A month later, my dad asked me how it was going. I was miserable, and not at all sure I could put in the full year. "Why not?" asked my father.
It was the professors, I said, particularly those in Hum Ec. "They talk down to us. They reduce everything to ridiculously simplistic levels. They treat us like infants. It's nothing like the courses we take in the Basic Arts."
My father was quiet for a bit. Then he said, "Well, I'd say you're lucky to know a little of how women have felt over the last 50 years."
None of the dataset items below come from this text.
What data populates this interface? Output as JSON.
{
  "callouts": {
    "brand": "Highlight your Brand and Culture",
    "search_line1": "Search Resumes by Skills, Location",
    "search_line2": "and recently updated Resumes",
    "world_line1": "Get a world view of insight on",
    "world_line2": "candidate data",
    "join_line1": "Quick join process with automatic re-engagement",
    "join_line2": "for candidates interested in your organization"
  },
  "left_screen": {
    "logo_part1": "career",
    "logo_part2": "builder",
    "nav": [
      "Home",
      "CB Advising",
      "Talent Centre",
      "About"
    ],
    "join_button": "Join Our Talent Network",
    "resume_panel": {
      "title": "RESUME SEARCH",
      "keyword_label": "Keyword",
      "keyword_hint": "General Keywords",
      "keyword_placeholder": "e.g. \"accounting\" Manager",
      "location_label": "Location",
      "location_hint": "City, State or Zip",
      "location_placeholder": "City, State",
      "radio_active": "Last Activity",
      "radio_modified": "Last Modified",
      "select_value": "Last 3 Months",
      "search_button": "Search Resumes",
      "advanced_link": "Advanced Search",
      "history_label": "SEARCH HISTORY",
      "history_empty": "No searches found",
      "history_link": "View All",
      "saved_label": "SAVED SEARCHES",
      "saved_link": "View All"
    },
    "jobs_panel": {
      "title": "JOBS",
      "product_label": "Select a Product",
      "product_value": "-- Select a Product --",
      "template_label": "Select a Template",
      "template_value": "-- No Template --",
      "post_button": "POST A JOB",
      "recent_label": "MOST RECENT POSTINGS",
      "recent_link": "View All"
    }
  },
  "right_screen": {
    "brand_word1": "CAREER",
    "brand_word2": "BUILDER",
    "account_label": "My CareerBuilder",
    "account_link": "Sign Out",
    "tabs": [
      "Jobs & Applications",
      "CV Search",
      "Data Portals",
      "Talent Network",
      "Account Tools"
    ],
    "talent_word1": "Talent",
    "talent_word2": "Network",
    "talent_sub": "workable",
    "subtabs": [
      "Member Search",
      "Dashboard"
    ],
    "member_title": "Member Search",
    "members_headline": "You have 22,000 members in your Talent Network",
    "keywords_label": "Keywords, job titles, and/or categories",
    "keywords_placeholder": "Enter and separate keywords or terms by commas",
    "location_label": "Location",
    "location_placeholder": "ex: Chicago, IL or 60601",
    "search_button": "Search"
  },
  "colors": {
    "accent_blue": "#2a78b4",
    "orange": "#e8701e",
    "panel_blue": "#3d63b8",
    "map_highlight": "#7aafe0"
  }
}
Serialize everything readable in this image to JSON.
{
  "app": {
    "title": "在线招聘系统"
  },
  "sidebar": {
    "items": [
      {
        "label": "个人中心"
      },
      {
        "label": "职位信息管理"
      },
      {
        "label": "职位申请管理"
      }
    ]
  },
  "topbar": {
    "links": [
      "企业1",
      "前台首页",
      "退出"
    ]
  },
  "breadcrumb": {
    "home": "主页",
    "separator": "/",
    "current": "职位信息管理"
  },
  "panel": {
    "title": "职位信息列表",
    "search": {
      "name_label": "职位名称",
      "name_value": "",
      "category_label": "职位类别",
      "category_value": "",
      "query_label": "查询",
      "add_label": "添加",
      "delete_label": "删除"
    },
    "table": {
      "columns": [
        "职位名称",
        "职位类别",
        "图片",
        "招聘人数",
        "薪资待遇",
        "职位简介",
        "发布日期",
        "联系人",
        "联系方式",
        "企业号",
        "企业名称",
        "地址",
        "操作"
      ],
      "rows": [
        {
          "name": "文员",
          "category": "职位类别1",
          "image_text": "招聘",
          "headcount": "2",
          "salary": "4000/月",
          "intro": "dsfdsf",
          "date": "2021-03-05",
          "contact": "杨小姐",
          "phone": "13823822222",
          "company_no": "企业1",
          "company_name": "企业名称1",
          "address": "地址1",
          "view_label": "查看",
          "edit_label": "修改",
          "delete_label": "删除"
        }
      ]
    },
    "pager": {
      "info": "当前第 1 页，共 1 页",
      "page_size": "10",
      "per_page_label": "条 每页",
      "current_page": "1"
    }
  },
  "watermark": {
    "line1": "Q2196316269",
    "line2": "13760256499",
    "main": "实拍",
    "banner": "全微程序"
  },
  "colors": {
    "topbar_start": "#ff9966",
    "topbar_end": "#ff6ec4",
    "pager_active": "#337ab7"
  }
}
Bookslut links to A.C. Grayling's huffy dismissal of Charlotte Greig's novel, A Girl's Guide To Modern European Philosophy. It's Greig's measured response at the conclusion that brings me back to that dismal year I spent "among the girls." I've not yet read A Girl's Guide, but I've put in my order. The very least one can say about Greig's book is that employing Kierkegaard's Fear & Trembling to explore the issues of gender and abortion is remarkably clever -- in fact, novel -- and potentially profound. I'm looking forward to this.
Update: Grayling seems to have taken a deep breath and posted a civil rejoinder. Civility? In the Thunderdome of Book Reviewing? What's this world coming to?